Read the full report of progress toward this Action Area.

#5: Preventing People from Experiencing Homelessness

Focus of activities in the Home by the Bay strategic plan for preventing people from experiencing homelessness:

  • Expanding prevention services to serve 4,300 additional households.
  • Strengthening current homelessness prevention and eviction prevention strategies and targeting.
  • Enhancing housing problem solving for people at risk of homelessness who have not yet entered the homelessness response system.
  • Creating an expanded supply of affordable housing units.
  • Developing upstream prevention strategies that prevent people from experiencing housing crises and risks of homelessness.

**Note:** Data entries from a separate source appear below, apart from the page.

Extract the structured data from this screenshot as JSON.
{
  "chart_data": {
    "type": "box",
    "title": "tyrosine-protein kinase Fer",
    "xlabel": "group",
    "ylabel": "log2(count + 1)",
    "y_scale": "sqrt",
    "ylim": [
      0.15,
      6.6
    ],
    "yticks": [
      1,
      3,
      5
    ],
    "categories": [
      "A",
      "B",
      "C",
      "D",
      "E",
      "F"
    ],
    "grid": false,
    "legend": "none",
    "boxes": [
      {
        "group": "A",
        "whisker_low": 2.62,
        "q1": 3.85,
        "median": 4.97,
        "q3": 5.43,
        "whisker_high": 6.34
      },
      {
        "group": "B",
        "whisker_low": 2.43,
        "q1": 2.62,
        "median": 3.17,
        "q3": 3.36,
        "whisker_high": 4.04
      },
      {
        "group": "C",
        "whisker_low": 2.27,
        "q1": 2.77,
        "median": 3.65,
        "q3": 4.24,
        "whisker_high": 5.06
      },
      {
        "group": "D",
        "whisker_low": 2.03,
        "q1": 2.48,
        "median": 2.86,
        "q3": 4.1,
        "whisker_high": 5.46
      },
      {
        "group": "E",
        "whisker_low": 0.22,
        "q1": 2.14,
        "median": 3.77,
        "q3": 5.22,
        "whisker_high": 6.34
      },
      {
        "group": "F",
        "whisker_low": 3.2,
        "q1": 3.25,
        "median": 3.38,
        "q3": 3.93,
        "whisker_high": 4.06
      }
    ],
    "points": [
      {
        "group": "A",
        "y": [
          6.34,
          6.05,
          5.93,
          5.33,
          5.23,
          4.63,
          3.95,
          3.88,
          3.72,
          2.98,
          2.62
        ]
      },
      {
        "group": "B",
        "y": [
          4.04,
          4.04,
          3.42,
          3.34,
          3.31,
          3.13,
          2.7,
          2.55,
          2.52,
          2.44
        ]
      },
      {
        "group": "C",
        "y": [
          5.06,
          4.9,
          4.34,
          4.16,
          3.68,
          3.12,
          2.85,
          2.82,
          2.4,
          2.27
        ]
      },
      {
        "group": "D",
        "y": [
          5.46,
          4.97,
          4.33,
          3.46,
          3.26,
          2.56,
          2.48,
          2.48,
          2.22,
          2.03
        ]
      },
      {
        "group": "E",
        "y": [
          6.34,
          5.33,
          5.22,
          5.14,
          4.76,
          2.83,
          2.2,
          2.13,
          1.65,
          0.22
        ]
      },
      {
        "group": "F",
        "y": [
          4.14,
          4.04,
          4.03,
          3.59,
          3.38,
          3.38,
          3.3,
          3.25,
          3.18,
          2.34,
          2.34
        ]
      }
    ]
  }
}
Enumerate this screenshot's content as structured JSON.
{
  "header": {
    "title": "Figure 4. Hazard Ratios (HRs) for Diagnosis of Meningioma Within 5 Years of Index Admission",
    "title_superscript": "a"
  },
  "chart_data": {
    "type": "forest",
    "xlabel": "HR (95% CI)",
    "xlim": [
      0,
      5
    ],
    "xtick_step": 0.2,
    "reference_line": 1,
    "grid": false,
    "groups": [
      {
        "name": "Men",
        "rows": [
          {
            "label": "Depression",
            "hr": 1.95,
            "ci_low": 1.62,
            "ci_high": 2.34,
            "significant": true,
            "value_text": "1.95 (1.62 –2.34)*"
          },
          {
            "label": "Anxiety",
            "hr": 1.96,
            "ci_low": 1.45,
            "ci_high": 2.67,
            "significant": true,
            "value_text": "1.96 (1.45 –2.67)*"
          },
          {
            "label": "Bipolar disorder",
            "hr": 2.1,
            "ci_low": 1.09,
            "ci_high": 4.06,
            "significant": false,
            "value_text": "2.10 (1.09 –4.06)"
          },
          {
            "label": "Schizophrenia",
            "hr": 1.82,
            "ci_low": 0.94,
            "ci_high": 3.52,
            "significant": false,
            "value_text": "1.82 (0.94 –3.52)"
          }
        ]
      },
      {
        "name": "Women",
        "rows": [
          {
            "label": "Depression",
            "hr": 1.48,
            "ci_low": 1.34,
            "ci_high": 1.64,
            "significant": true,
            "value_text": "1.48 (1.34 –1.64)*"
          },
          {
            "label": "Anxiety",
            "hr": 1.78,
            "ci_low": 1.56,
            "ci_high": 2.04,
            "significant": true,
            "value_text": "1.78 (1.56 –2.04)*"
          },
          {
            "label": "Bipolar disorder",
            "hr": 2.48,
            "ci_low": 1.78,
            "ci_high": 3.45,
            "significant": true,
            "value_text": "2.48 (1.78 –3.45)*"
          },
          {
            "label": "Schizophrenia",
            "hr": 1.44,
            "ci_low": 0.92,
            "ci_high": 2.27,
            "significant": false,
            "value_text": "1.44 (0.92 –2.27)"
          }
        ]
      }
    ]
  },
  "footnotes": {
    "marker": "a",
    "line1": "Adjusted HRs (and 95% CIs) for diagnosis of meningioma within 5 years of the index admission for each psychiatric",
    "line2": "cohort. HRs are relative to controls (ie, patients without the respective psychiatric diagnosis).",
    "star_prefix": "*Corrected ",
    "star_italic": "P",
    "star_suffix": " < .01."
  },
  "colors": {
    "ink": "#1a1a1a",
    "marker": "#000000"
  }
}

Our second year progress toward preventing people from experiencing homelessness:

  • In partnership with the Mayor’s Office of Housing and Community Development, provided prevention services to 8,000+ people in Year 2.
  • Engaged more than 11,000 households in problem-solving services, resolving over 700 households’ homelessness crises.
  • Introduced a new vulnerability index, developed with MOHCD and DPH, to prioritize emergency rental assistance for households most at risk.
  • Completed a third-party evaluation of the San Francisco Emergency Rental Assistance Program, which found that households receiving assistance were 40% less likely to experience homelessness than those who did not.
  • Expanded the shallow subsidy program to reduce rent burdens and support transfers for households leaving rapid re-housing, helping prevent returns to homelessness.
  • Through the Human Services Agency, disbursed $1.8 million in payments to 149 former foster youth via the state-funded Foundations for the Future guaranteed income pilot.
  • Continued the Trust Youth Initiative pilot with Larkin Street Youth Services, providing direct cash transfers to youth experiencing homelessness as part of a randomized controlled trial.
  • Completed a 12-month pilot with 60 households demonstrating housing transfers as an effective stabilization strategy.
  • Voters passed Proposition G, establishing the Affordable Housing Opportunity Fund to provide rental subsidies for extremely low-income households.
  • Worked with MOHCD to advocate for state funding for senior housing subsidies and housing for formerly incarcerated individuals.